DUBLIN (Reuters) - German Chancellor Angela Merkel and Irish Prime Minister Enda Kenny issued a joint statement on Sunday reaffirming that euro zone leaders would examine ways of improving Ireland’s bank rescue, recognizing that it is a “special case”.
Kenny has come under intense pressure at home since Merkel said on Friday that euro zone banks could not be retrospectively recapitalized via the bloc’s bailout fund, appearing to dash Irish hopes of getting a wide deal on its banking debt.
Ireland, which has been in talks for almost 18 months to ease the burden placed on it by its failed banks, added a second wave to its negotiations in June when EU leaders cleared the way for rescue funds to be pumped into viable banks, something Dublin said could be back-dated for its already recapitalized lenders.
In a joint communiqué released by the Irish government after Kenny and Merkel discussed the “unique” circumstances behind Ireland’s financial crisis, the pair reiterated the pledge made in June that singled out Ireland for assistance.
“Enda Kenny and Chancellor Angela Merkel spoke together this afternoon.

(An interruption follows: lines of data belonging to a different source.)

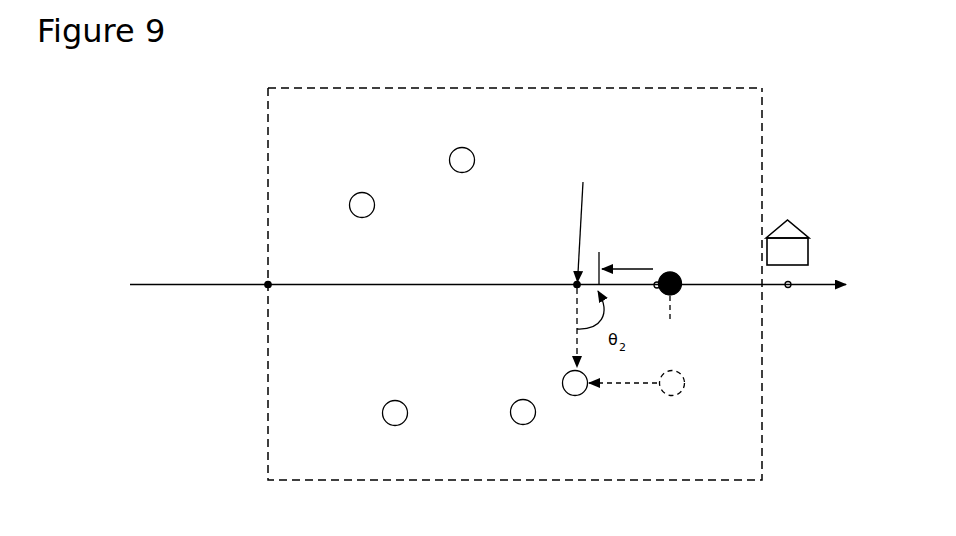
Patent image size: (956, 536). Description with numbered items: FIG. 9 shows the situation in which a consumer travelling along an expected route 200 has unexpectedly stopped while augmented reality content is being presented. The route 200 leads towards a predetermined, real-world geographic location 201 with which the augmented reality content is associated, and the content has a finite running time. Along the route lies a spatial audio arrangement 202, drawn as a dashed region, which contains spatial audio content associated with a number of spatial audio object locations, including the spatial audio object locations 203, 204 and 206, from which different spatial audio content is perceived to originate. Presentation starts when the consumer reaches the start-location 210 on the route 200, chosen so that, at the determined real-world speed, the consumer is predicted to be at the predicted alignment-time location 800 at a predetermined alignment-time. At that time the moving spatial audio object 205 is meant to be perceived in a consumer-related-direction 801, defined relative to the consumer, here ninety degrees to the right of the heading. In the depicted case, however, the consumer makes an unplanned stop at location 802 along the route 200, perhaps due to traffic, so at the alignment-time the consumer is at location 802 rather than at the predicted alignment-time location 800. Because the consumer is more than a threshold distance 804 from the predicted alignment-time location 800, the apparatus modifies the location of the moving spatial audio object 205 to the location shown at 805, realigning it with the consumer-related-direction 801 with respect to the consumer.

The route 200 is at (173, 288).
The predetermined, real-world geographic location 201 is at (383, 415).
The spatial audio arrangement 202 is at (346, 87).
The spatial audio object location 203 is at (350, 204).
The spatial audio object location 204 is at (471, 151).
The spatial audio object 205 is at (673, 396).
The spatial audio object location 206 is at (518, 423).
The start-location 210 is at (266, 282).
The predicted alignment-time location 800 is at (662, 270).
The consumer-related-direction 801 is at (575, 318).
The location of unplanned stop 802 is at (515, 86).
The threshold distance 804 is at (628, 268).
The modified spatial audio object location 805 is at (576, 396).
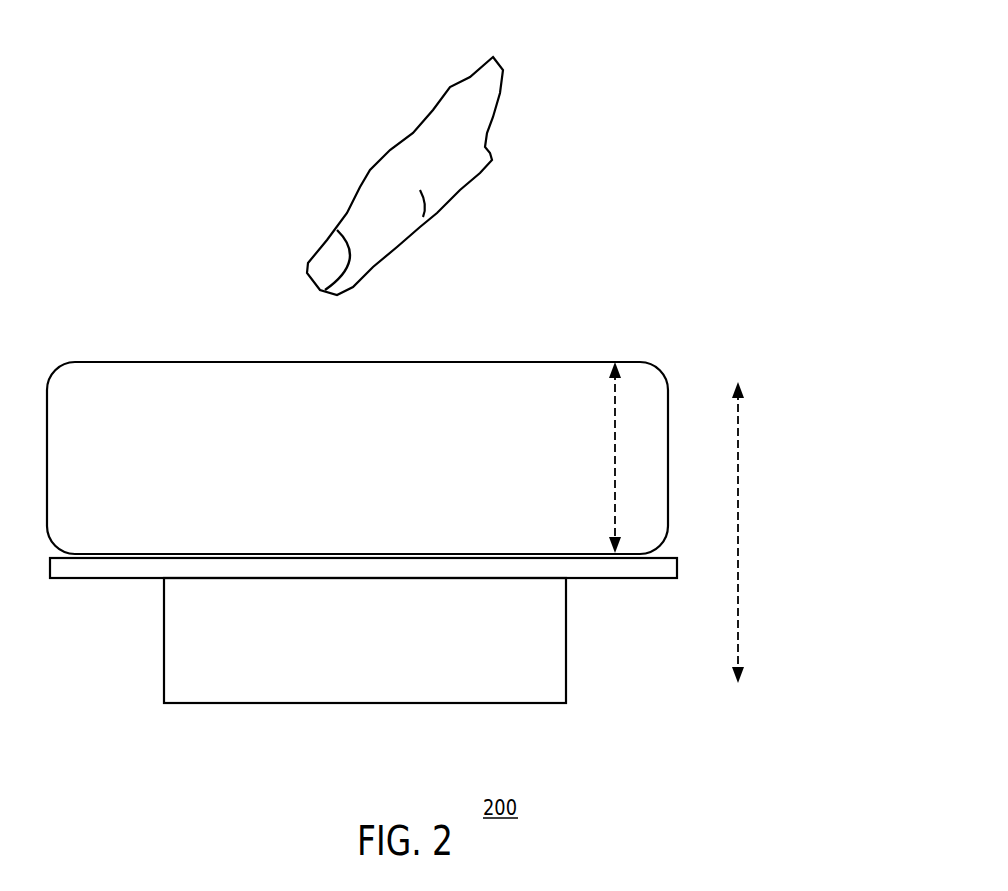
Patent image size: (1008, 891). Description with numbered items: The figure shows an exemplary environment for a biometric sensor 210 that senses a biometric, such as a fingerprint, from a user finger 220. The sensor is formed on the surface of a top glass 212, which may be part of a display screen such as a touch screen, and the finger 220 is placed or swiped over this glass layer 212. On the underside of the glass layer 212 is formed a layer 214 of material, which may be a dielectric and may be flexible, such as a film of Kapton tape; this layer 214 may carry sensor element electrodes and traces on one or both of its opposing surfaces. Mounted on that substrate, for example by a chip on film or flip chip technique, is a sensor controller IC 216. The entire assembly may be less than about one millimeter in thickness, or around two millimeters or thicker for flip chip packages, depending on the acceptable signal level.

The biometric sensor 210 is at (659, 273).
The top glass 212 is at (122, 362).
The layer of material 214 is at (633, 580).
The sensor controller IC 216 is at (240, 692).
The user finger 220 is at (368, 173).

They discussed the unique circumstances behind Ireland’s banking and sovereign debt crisis, and Ireland’s plans for a full return to the markets,” the statement said.
“In this regard they reaffirmed the commitment from June 29 to task the Eurogroup to examine the situation of the Irish financial sector with a view to further improving the sustainability of the well performing adjustment program.”
“They recognize in this context, that Ireland is a special case, and that the Eurogroup will take that into account.”
The statement made no mention of how European banks should be recapitalized but the reference to Ireland as unique will be a boost for Kenny who met heavy criticism in local newspapers on Sunday following Merkel’s comments after Friday’s EU summit.
The commitment made in June to look at easing the terms of Ireland’s bank bailout has helped push Irish bond yields down significantly, allowing Dublin to borrow on long-term debt markets for the first time since signing an EU/IMF bailout in November 2010.
Kenny will travel to Paris on Monday for his first bilateral meeting with French President Francois Hollande since he came to power last May.